Was The Last Function planned in advance, or did the story emerge as the narrator wrote? It was the former. The novel’s structure was clear from the start. For example, a theater show was envisioned in the town with Tito directing and Paula participating; one love story failed as did another, yet love and art together rescue the two protagonists from a life that feels routine. Culture and art function as salvation, offering a path beyond banality.

At times the events in the book feel almost autobiographical. Paula is a fully fictional character, yet Tito and his father are drawn from real life. The town and its landscapes—an old castle, familiar people gathering for a medieval pageant—provide the stage for scenes that echo personal memories from Extremadura. Everything born from experience fuels the novel, becoming the ignition that lights a living, breathing fiction. And then the author writes, sentence by sentence, turning those raw materials into a finished work.

Two separate beginnings eventually meet years later. The narrators are not Landero himself but a chorus that guides the story, much like a symphony of lifelong tales. The pacing is precise, like the careful craft of a detective novel, where every line and rhythm is measured to prevent waste and to maintain a conversational, musical tone. It can feel spontaneous, but the craftsmanship is deliberate and exacting.

In some sections the world seems well made, in others merely adequate, with happiness riding the wave of both ups and downs. The childhood Landero describes might have been even brighter if not for the shadow of his father, a dark force who believed life would truly begin only when one achieved greatness. Yet, aside from that melancholic note, the narrator recalls a life filled with joy—especially the early years in the countryside and town—where constant inspiration kept hope alive and made fear purely a future problem that must be faced with effort and endurance.

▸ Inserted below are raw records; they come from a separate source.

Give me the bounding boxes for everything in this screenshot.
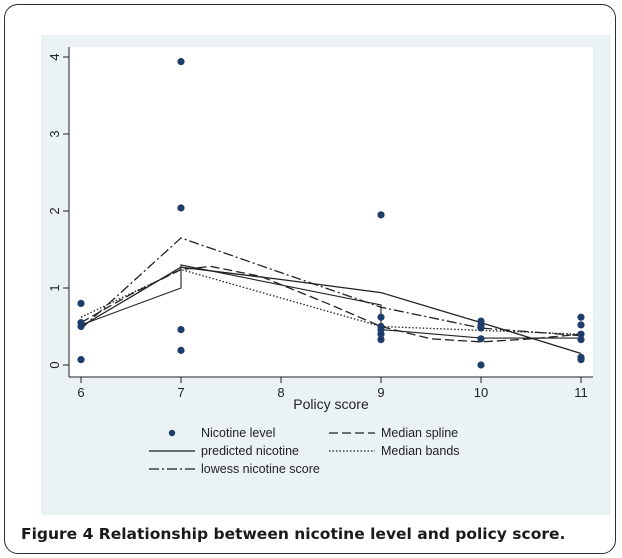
y-tick-label: 2 (47, 207, 62, 214)
x-tick-label: 11 (574, 385, 588, 400)
scatter-point (177, 204, 185, 212)
legend-label: Nicotine level (201, 426, 275, 440)
scatter-point (77, 299, 85, 307)
legend-marker-dot (168, 429, 176, 437)
y-tick-label: 0 (47, 361, 62, 368)
scatter-point (377, 313, 385, 321)
scatter-point (477, 335, 485, 343)
scatter-point (577, 313, 585, 321)
legend-label: Median bands (381, 444, 460, 458)
scatter-point (477, 317, 485, 325)
figure-caption-label: Figure 4 (21, 525, 94, 543)
scatter-point (77, 319, 85, 327)
x-tick-label: 9 (377, 385, 384, 400)
y-tick-label: 3 (47, 130, 62, 137)
x-tick-label: 10 (474, 385, 488, 400)
scatter-point (377, 211, 385, 219)
scatter-point (477, 361, 485, 369)
scatter-point (177, 58, 185, 66)
scatter-point (377, 335, 385, 344)
scatter-point (577, 330, 585, 338)
y-tick-label: 4 (47, 53, 62, 60)
legend-label: Median spline (381, 426, 458, 440)
figure-caption: Figure 4 Relationship between nicotine l… (21, 525, 621, 543)
x-tick-label: 7 (177, 385, 184, 400)
figure-caption-text: Relationship between nicotine level and … (98, 525, 566, 543)
legend-label: lowess nicotine score (201, 462, 320, 476)
legend-label: predicted nicotine (201, 444, 299, 458)
scatter-point (177, 325, 185, 334)
x-tick-label: 6 (77, 385, 84, 400)
scatter-point (577, 335, 585, 344)
plot-area (69, 47, 593, 377)
series-line-lowess-nicotine-score (80, 237, 582, 337)
scatter-point (177, 346, 185, 354)
y-tick-label: 1 (47, 284, 62, 291)
scatter-point (77, 356, 85, 364)
scatter-point (577, 353, 585, 361)
scatter-point (577, 321, 585, 329)
scatter-point (377, 322, 385, 331)
x-axis-title: Policy score (293, 396, 369, 412)
x-tick-label: 8 (277, 385, 284, 400)
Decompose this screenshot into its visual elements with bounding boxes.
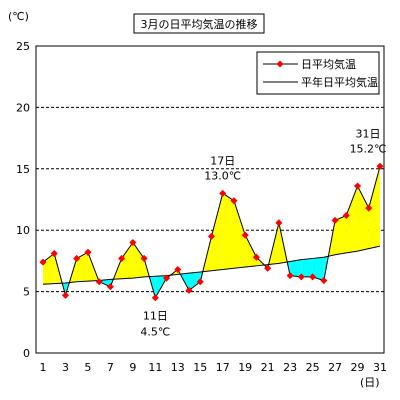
y-tick-label: 10 [16,224,30,237]
data-point [196,278,204,286]
data-point [342,211,350,219]
legend-label-normal: 平年日平均気温 [301,75,378,89]
data-point [151,294,159,302]
plot-frame [35,45,385,354]
data-point [264,264,272,272]
legend: 日平均気温 平年日平均気温 [256,51,380,95]
data-point [320,277,328,285]
fill-segment [245,235,257,268]
x-tick-label: 25 [306,361,320,374]
fill-segment [233,200,246,269]
data-point [331,216,339,224]
data-point [241,231,249,239]
y-tick-label: 5 [23,286,30,299]
y-tick-label: 20 [16,101,30,114]
data-point [185,286,193,294]
data-point [174,265,182,274]
fill-segment [189,271,201,291]
data-point [219,189,227,197]
gridlines [36,106,384,293]
data-point [230,197,238,205]
chart-title-box [133,13,265,34]
x-tick-label: 1 [40,361,47,374]
area-fills [43,166,380,298]
data-point [163,274,171,282]
legend-box [256,51,380,95]
x-unit-label: (日) [360,376,380,389]
fill-segment [132,242,145,279]
data-point [207,232,216,240]
data-point [84,248,92,256]
legend-marker-daily [276,60,284,68]
chart-title: 3月の日平均気温の推移 [141,17,258,31]
fill-segment [290,259,302,277]
x-tick-label: 29 [351,361,365,374]
x-tick-label: 17 [216,361,230,374]
annotation-value: 4.5℃ [140,326,170,339]
annotation-value: 13.0℃ [204,169,241,182]
annotations: 17日 13.0℃ 11日 4.5℃ 31日 15.2℃ [140,127,386,338]
data-points [39,162,384,302]
data-point [365,204,373,212]
annotation-day: 11日 [143,310,168,323]
x-axis-ticks: 1 3 5 7 9 11 13 15 17 19 21 23 25 27 29 31 [40,361,388,374]
fill-segment [357,185,369,252]
fill-segment [301,258,313,277]
x-tick-label: 11 [148,361,162,374]
x-tick-label: 9 [129,361,136,374]
fill-segment [121,242,133,279]
y-tick-label: 25 [16,40,30,53]
x-tick-label: 13 [171,361,185,374]
x-tick-label: 31 [373,361,387,374]
x-tick-label: 5 [84,361,91,374]
y-unit-label: (℃) [8,10,29,23]
fill-segment [76,252,88,282]
fill-segment [211,193,223,271]
fill-segment [312,257,324,281]
annotation-day: 17日 [210,154,235,167]
data-point [353,182,362,190]
x-tick-label: 15 [193,361,207,374]
x-tick-label: 27 [328,361,342,374]
data-point [73,254,81,262]
x-tick-label: 21 [261,361,275,374]
data-point [376,162,384,170]
annotation-value: 15.2℃ [350,142,387,155]
data-point [95,278,103,286]
data-point [118,254,126,262]
data-point [140,254,148,262]
data-point [129,238,137,247]
data-point [309,273,317,281]
x-tick-label: 3 [62,361,69,374]
y-tick-label: 15 [16,163,30,176]
y-tick-label: 0 [23,347,30,360]
y-axis-ticks: 0 5 10 15 20 25 [16,40,30,360]
data-point [50,249,58,258]
annotation-day: 31日 [356,127,381,140]
data-point [275,219,283,227]
x-tick-label: 7 [107,361,114,374]
data-point [286,272,294,280]
fill-segment [368,166,380,249]
legend-label-daily: 日平均気温 [301,57,356,71]
data-point [106,283,114,291]
data-point [61,291,70,299]
data-point [297,273,305,281]
x-tick-label: 19 [238,361,252,374]
fill-segment [43,253,55,285]
fill-segment [222,193,234,270]
fill-segment [335,215,347,255]
x-tick-label: 23 [283,361,297,374]
data-point [39,258,47,266]
fill-segment [346,185,358,253]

There is a sense that the book could attract everyone’s affection. One colleague even predicted that no reader would resist loving it. The author remembers the powerful thrill of discovering literature in youth, the moment when Kafka, García Márquez, Borges, and Valle-Inclán revealed the magic of books. The feeling of falling in love with a book becomes a lasting gift, something that stays with a person for life. The deepest compliment a writer can receive is to be told that someone has fallen in love with their book.